Three years ago at this time, Microsoft was urging more manufacturers to jump on-board a bandwagon named after paper folding, to sign on to a communal platform for small form-factor computing called UMPC. "What am I?" Microsoft literally asked, assuming the voice of "Origami," though to this day it never responded to its own question.

Now with or without Microsoft's metaphors and rhetorical questions, netbook manufacturers appear to finally be coming together around a platform that has respectable speed for a limited set of resources that consumers can rely upon, for a decent price point. The $400 barrier appears to be breaking down. And this is very good news for manufacturers in a very bad economy, especially those for whom the desktop form factor is dying -- at least among consumers, though not businesses. In the traditional "mix" between desktop/laptop that's quoted by HP, Dell, Acer, and others every year, it may be time to add a third player...if not to consider an all-out substitution.

Betanews asked our frequent contributor and AR Communications Senior Vice President Carmi Levy for some insight on this late-breaking, if not altogether late, trend:


[Carmi, is it time for PC manufacturers to start changing the "mix," as their CFOs call it during analysts' meetings, from desktop/notebook to desktop/notebook/netbook? (Or to notebook/netbook?) And based on what you've seen so far, is there an emerging standard form factor that will help solidify customers' expectations about what a "basic netbook" should be?]

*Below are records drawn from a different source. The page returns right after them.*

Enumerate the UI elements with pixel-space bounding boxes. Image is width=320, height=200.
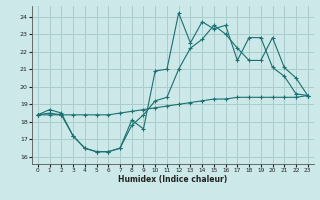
X-axis label: Humidex (Indice chaleur): Humidex (Indice chaleur) bbox=[118, 175, 228, 184]
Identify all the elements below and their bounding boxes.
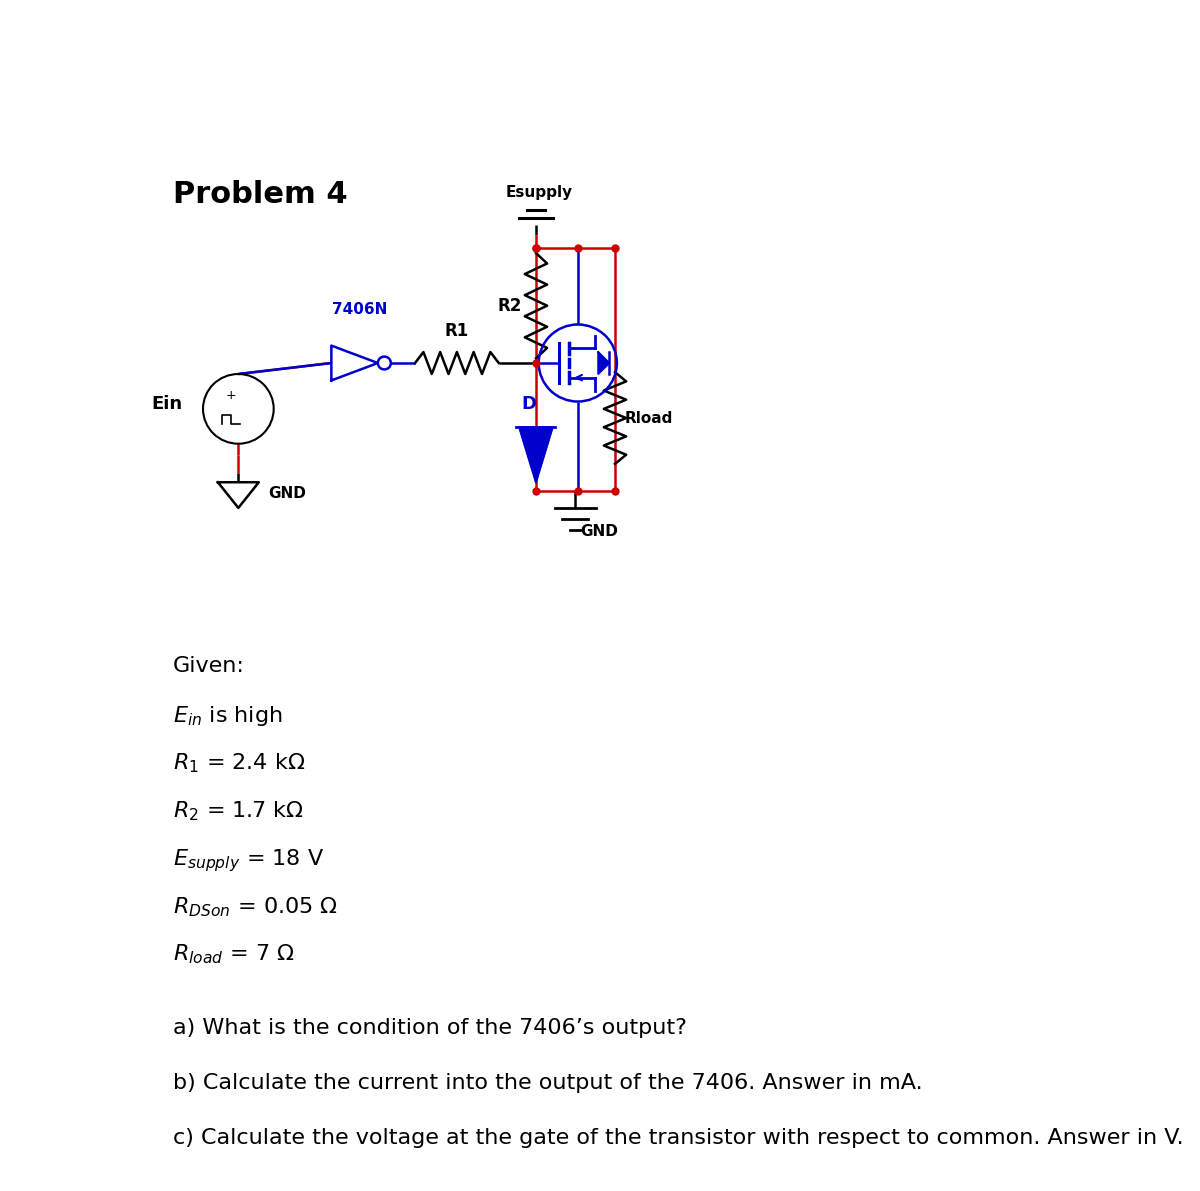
Polygon shape (599, 353, 610, 374)
Text: +: + (226, 388, 236, 401)
Text: $R_1$ = 2.4 k$\Omega$: $R_1$ = 2.4 k$\Omega$ (173, 752, 306, 775)
Text: c) Calculate the voltage at the gate of the transistor with respect to common. A: c) Calculate the voltage at the gate of … (173, 1128, 1184, 1148)
Text: Problem 4: Problem 4 (173, 180, 348, 208)
Text: $R_{load}$ = 7 $\Omega$: $R_{load}$ = 7 $\Omega$ (173, 942, 295, 966)
Text: a) What is the condition of the 7406’s output?: a) What is the condition of the 7406’s o… (173, 1018, 688, 1037)
Text: GND: GND (580, 524, 618, 540)
Text: Given:: Given: (173, 656, 245, 676)
Text: R1: R1 (445, 322, 469, 341)
Text: $E_{supply}$ = 18 V: $E_{supply}$ = 18 V (173, 847, 324, 874)
Text: Rload: Rload (624, 411, 673, 425)
Text: $E_{in}$ is high: $E_{in}$ is high (173, 704, 283, 728)
Polygon shape (520, 428, 553, 482)
Text: Esupply: Esupply (505, 185, 572, 200)
Text: 7406N: 7406N (331, 303, 386, 317)
Text: R2: R2 (498, 297, 522, 314)
Text: $R_{DSon}$ = 0.05 $\Omega$: $R_{DSon}$ = 0.05 $\Omega$ (173, 894, 338, 918)
Text: Ein: Ein (151, 395, 182, 413)
Text: $R_2$ = 1.7 k$\Omega$: $R_2$ = 1.7 k$\Omega$ (173, 799, 304, 823)
Text: GND: GND (268, 486, 306, 500)
Text: D: D (521, 395, 536, 413)
Text: b) Calculate the current into the output of the 7406. Answer in mA.: b) Calculate the current into the output… (173, 1073, 923, 1093)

I think it's a fair assumption that the netbook has firmly established itself as a viable choice for those seeking client-based machines. Vendors have done an admirable job over the past year educating end users about what a netbook is, what it isn't and how it can be leveraged by consumers and businesses looking for highly portable productivity alternatives. It's fairly clear now that the basic netbook form factor is now well understood by the majority of the consumer and the enterprise market.

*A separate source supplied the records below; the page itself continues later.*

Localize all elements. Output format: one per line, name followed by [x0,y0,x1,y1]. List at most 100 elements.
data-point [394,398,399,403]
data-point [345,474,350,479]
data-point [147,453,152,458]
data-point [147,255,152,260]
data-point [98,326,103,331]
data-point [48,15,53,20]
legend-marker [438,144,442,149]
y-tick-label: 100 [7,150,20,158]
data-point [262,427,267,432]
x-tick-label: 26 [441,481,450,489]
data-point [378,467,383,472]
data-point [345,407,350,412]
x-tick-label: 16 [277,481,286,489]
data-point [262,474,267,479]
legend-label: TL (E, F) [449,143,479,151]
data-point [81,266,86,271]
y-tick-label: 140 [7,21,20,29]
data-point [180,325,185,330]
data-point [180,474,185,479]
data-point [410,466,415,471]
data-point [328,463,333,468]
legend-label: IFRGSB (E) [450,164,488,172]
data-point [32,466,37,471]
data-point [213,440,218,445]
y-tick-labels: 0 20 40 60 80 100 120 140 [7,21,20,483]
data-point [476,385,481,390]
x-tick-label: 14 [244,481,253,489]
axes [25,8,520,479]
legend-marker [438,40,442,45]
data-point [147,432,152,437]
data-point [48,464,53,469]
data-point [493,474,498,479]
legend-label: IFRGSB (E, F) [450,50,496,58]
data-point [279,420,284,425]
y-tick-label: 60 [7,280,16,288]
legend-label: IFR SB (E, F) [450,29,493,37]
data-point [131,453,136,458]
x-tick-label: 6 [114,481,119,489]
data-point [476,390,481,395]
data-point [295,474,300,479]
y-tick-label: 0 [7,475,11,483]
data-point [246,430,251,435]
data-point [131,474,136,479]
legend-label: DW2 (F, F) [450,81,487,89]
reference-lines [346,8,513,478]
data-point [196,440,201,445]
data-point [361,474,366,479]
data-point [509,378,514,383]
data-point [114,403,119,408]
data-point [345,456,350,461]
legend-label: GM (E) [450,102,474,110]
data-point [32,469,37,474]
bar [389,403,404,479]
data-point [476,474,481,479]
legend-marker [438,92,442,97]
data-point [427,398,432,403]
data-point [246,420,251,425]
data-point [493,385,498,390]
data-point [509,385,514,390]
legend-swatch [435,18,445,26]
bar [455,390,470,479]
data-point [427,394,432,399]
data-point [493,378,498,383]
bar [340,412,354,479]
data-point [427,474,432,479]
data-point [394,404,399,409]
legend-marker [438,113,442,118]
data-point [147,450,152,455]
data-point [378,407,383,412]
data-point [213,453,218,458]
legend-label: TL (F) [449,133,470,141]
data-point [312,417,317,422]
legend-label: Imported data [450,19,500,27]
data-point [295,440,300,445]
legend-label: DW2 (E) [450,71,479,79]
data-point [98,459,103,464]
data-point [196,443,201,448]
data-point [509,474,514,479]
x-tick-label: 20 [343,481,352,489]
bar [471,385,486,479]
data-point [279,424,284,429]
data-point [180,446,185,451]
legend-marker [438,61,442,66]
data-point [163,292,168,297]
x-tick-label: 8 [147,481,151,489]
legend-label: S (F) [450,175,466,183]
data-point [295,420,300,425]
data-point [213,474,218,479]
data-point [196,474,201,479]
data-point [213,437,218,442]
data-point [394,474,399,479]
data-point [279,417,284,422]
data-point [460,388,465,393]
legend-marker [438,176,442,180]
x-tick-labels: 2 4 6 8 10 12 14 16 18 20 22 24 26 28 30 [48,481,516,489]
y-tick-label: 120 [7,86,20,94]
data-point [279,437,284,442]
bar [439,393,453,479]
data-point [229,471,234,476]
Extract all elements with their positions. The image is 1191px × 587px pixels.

[Are you or are you not surprised that Intel's name only comes up in this conversation with respect to the Atom processor, not the MID platform it tried to conjure up?]

I'm not at all surprised that earlier attempts to brand the space in between smartphones and laptops -- MIDs and UMPCs -- failed. Price-performance was nowhere near anything the average consumer or business was willing to pay. UMPCs, in particular, were laughably incapable for the premium prices they commanded. The netbook's success, in contrast, is based on its ability to deliver a healthy subset of a typical notebook's capability at a price point that's sufficiently below those commanded by the larger machines. The UMPC, like the netbook, delivered less capability, but consumers were unwilling to pay prices that exceeded those even of high-end notebooks. As always in a competitive market, price-performance once again wins the day.

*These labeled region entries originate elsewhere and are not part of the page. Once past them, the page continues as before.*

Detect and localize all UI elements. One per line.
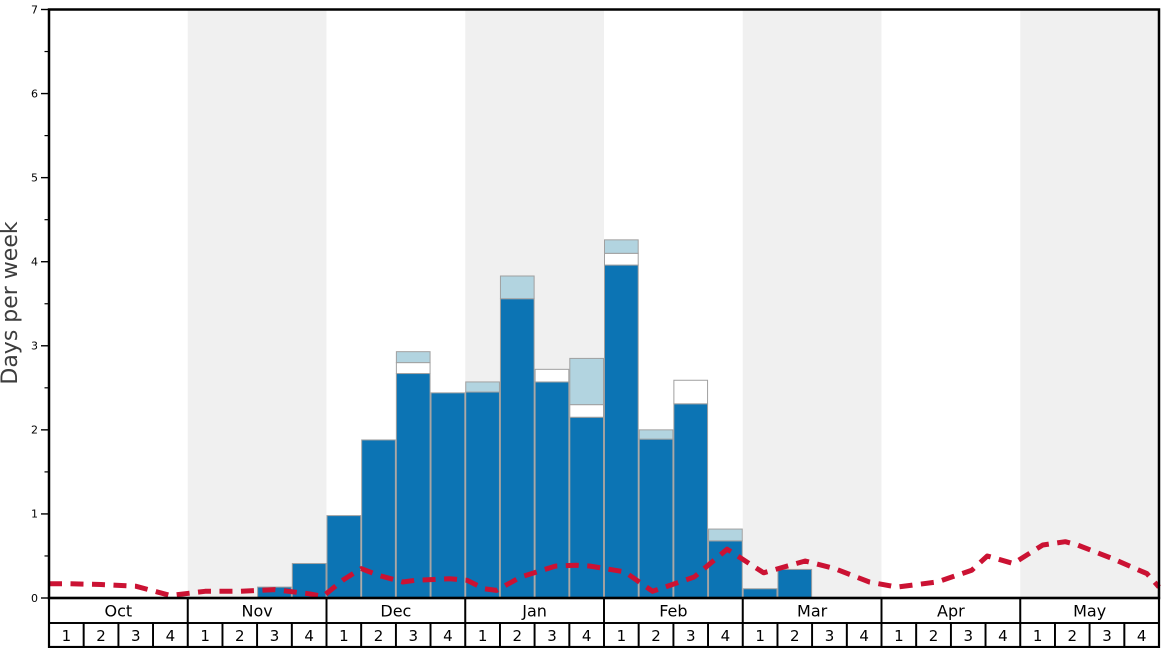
bar-segment-light-snow-light-blue: [499, 275, 535, 300]
week-label: 2: [235, 627, 245, 645]
month-label: Jan: [521, 602, 547, 621]
bar-segment-heavy-snow-dark-blue: [465, 391, 500, 599]
bar-segment-heavy-snow-dark-blue: [430, 392, 466, 599]
y-tick-label: 0: [31, 592, 38, 605]
week-label: 1: [894, 627, 904, 645]
month-band: [1020, 9, 1159, 598]
average-red-dashed-line: [49, 539, 1161, 599]
bar-segment-light-snow-light-blue: [395, 351, 431, 364]
y-tick-label: 2: [31, 424, 38, 437]
bar-segment-light-snow-light-blue: [465, 381, 500, 393]
month-label: Oct: [105, 602, 133, 621]
week-label: 3: [547, 627, 557, 645]
bar-segment-heavy-snow-dark-blue: [777, 568, 813, 599]
bars-layer: [257, 239, 813, 599]
bar-segment-light-snow-light-blue: [638, 429, 674, 440]
week-label: 1: [200, 627, 210, 645]
week-label: 2: [1068, 627, 1078, 645]
red-dashed-line-layer: [49, 539, 1161, 599]
bar-segment-heavy-snow-dark-blue: [361, 439, 396, 599]
week-label: 3: [963, 627, 973, 645]
week-label: 4: [859, 627, 869, 645]
bar-segment-heavy-snow-dark-blue: [638, 438, 674, 599]
week-label: 2: [651, 627, 661, 645]
bar-segment-moderate-snow-white: [534, 368, 570, 383]
y-axis-layer: 0 1 2 3 4 5 6 7: [31, 3, 49, 605]
month-label: Nov: [242, 602, 273, 621]
week-label: 1: [755, 627, 765, 645]
week-label: 2: [374, 627, 384, 645]
week-label: 4: [582, 627, 592, 645]
y-tick-label: 7: [31, 3, 38, 16]
bar-segment-heavy-snow-dark-blue: [326, 515, 362, 599]
x-table-outline: [47, 596, 1161, 649]
week-label: 2: [513, 627, 523, 645]
y-axis-title: Days per week: [0, 221, 23, 384]
bar-segment-heavy-snow-dark-blue: [395, 373, 431, 599]
month-label: Feb: [659, 602, 687, 621]
bar-segment-heavy-snow-dark-blue: [673, 403, 709, 599]
x-axis-table-layer: Oct 1 2 3 4 Nov 1 2 3 4 Dec 1 2 3 4 Jan 1 2 3 4 Feb 1 2 3 4 Mar 1 2…: [47, 596, 1161, 649]
bar-segment-heavy-snow-dark-blue: [604, 264, 639, 599]
bar-segment-moderate-snow-white: [569, 404, 604, 418]
bar-segment-moderate-snow-white: [673, 379, 709, 405]
week-label: 4: [721, 627, 731, 645]
week-label: 1: [1033, 627, 1043, 645]
week-label: 2: [790, 627, 800, 645]
week-label: 3: [270, 627, 280, 645]
month-band: [742, 9, 882, 598]
week-label: 3: [686, 627, 696, 645]
bar-segment-heavy-snow-dark-blue: [569, 416, 604, 599]
bar-segment-light-snow-light-blue: [569, 357, 604, 406]
month-label: Apr: [937, 602, 965, 621]
week-label: 2: [929, 627, 939, 645]
bar-segment-heavy-snow-dark-blue: [499, 298, 535, 599]
week-label: 1: [62, 627, 72, 645]
week-label: 3: [408, 627, 418, 645]
week-label: 2: [96, 627, 106, 645]
week-label: 1: [339, 627, 349, 645]
week-label: 3: [131, 627, 141, 645]
y-tick-label: 6: [31, 87, 38, 100]
bar-segment-heavy-snow-dark-blue: [742, 588, 778, 599]
bar-segment-light-snow-light-blue: [708, 528, 743, 542]
week-label: 4: [443, 627, 453, 645]
bar-segment-moderate-snow-white: [395, 362, 431, 375]
week-label: 4: [998, 627, 1008, 645]
month-label: May: [1073, 602, 1106, 621]
y-tick-label: 3: [31, 340, 38, 353]
y-tick-label: 4: [31, 256, 38, 269]
week-label: 4: [166, 627, 176, 645]
week-label: 4: [1137, 627, 1147, 645]
month-band: [187, 9, 327, 598]
week-label: 4: [304, 627, 314, 645]
y-tick-label: 1: [31, 508, 38, 521]
week-label: 1: [617, 627, 627, 645]
bar-segment-light-snow-light-blue: [604, 239, 639, 254]
week-label: 3: [825, 627, 835, 645]
month-label: Mar: [797, 602, 828, 621]
month-label: Dec: [380, 602, 411, 621]
y-tick-label: 5: [31, 171, 38, 184]
week-label: 1: [478, 627, 488, 645]
bar-segment-moderate-snow-white: [604, 252, 639, 266]
week-label: 3: [1102, 627, 1112, 645]
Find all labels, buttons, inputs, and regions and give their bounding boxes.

As an aside, the timing of the netbooks' achievement of critical mass could not have been better. An inexpensive laptop alternative speaks directly to businesses and consumers reeling from an endless stream of bad economic news. As netbooks push average transaction prices to near-discretionary levels, they change people's perceptions of what they can and cannot afford during a period of severe economic distress.

Time and again, the market has shown that it will not have standards dictated to it. Rather, the market and the market alone will determine which brands, form factors and capabilities survive and thrive. The market wanted a cheap, tiny alternative to a notebook all along. It simply wasn't willing to have standards forced on it and it wasn't willing to accept the unacceptable alternatives pushed by Intel and its tier-1 hardware partners.

When relatively unknown brands like Acer and Asus brought viable netbooks to market, they immediately highlighted the shortcomings of the Intel-based offerings from the major vendors and shifted everyone's attention in a new direction. This is precisely how a competitive, innovation-driven market should work, and it should finally put to rest questions over what should fit in between smartphones and notebooks. We now have our answer, and the next couple of years will see further refinements on this basic form factor as consumers and businesses alike get used to widespread availability of offerings below the traditional entry-level notebook tier.